Importantly for the current study, alpha power is generally found to be reduced with greater effort and attention to visual tasks (Bollimunta et al.,
2008; Ergenoglu et al.,
2004; Hanslmayr et al.,
2007; Nenert, Viswanathan, Dubuc, & Visscher,
2012; Snyder & Foxe,
2010; Vaden, Hutcheson, McCollum, Kentros, & Visscher,
2012).
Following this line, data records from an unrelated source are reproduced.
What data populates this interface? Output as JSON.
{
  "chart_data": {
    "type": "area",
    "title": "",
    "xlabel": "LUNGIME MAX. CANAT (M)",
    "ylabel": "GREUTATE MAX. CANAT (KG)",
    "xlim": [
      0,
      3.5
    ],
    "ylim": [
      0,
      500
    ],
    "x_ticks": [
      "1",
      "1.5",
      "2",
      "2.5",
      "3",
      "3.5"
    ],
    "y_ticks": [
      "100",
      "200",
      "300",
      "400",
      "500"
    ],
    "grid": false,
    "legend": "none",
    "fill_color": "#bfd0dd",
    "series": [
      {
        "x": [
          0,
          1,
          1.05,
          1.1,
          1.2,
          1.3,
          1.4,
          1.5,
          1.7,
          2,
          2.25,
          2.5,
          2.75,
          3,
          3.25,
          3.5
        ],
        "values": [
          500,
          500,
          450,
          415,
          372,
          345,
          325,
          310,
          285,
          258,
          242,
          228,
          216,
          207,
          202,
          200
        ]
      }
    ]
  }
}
For example, Hanslmayr et al. (
2007) found that participants with lower overall alpha power better discriminated brief visual stimuli, Snyder and Foxe (
2010) found that alpha power modulates depending on which features of visual stimuli were being attended, and Chaumon and Busch (
2014) found that occipital alpha power before high-contrast visual detection trials correlated negatively with performance. Results such as these provide evidence for the “inhibition” hypothesis of alpha oscillations, which states that strong alpha power reflects top-down inhibition on processes that are not being used for a task, whereas alpha power is suppressed for processes that are needed for a task (Klimesch, Sauseng, & Hanslmayr,
2007; Sigala, Haufe, Roy, Dinse, & Ritter,
2014). While the link between alpha power and automaticity is not fully established, alpha power is modulated by precisely the elements that define the automaticity of the task: Less attention is required of automatic tasks, and less attention leads to increases in alpha power (Jensen & Mazaheri,
2010). Other task conditions can modulate alpha power—for example, holding items in working memory can increase alpha power (Jensen, Gelfand, Kounios, & Lisman,
2002), though it has been argued that this effect is, in fact, driven by decreased attention to anticipated visual distraction (Bonnefond & Jensen,
2012). However, when stimulus parameters and task demands are otherwise held constant, most current interpretations show changes in alpha power during a visual task as reflecting changes in the level of attention being directed to a stimulus (Foxe & Snyder,
2011; Jensen & Mazaheri,
2010; Jensen, Spaak, & Zumer,
2014; Lange, Keil, Schnitzler, van Dijk, & Weisz,
2014; Palva & Palva,
2011). Thus, for the purposes of this paper, we chose to examine how alpha power is modulated following PL.